Doch mit rein technischen Massnahmen ist den Advanced Persistent Threats nicht beizukommen. Eine wichtige Rolle in deren Abwehr spielt der Mensch. Sicherheitsverantwortliche und -spezialisten müssten sich in die Rolle eines Angreifers versetzen, um dessen Vorgehensweise zu verstehen, empfiehlt Costin Raiu. Da APT manuell ausgelöste Attacken darstellen, ist der Verlauf oftmals von Menschenhand gesteuert. Hilfreich sind also Fragen wie «Was macht mich als Unternehmen interessant für APT?», «Welche Informationen und Systeme sind interessant für Spionage oder Sabotage?», «Wie könnte ein Phishing-Mail oder eine Social-Engineering-Attacke auf den Finanzchef aussehen?».
Eine solche Fokussierung hilft auch bei der Erkennung von Mustern in Logdateien, weil die Suche nach Auffälligkeiten zielgerichtet erfolgen kann.

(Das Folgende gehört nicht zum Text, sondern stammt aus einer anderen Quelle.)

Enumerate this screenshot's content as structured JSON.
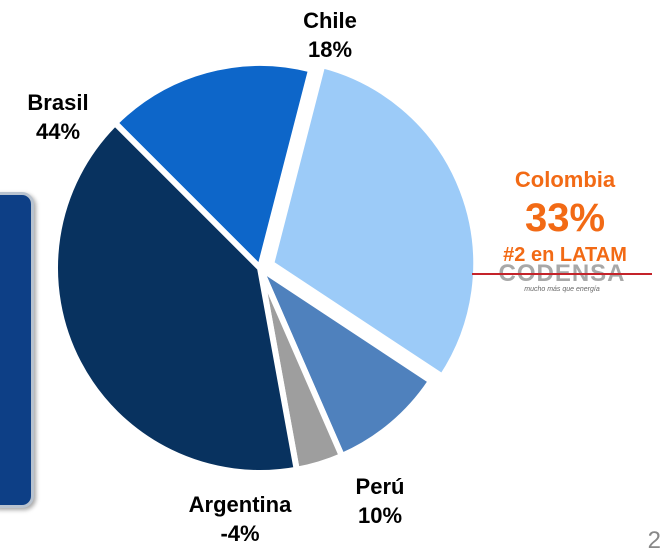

Beispielsweise, indem der Netzwerkverkehr des Rechners des Finanzchefs oder des ERPs gesondert überwacht werden.
Bei menschlichen Abwehrmechanismen ist die Bekämpfung von APT prädestiniert als Aufgabe für ein Security Operations Center (SOC). Dort sitzen die Spezialisten, die sich auf die aufgezeichneten Muster einen Reim machen und menschliche Angreifer entlarven können. Und sich aufgrund ihres Fachwissens in die Haut eines Angreifers versetzen können. Denn die Denkweise hochprofessioneller Cyberkrimineller zu verstehen und ihre Werkzeuge zu kennen, ist ein wichtiger Baustein bei der Abwehr von APT.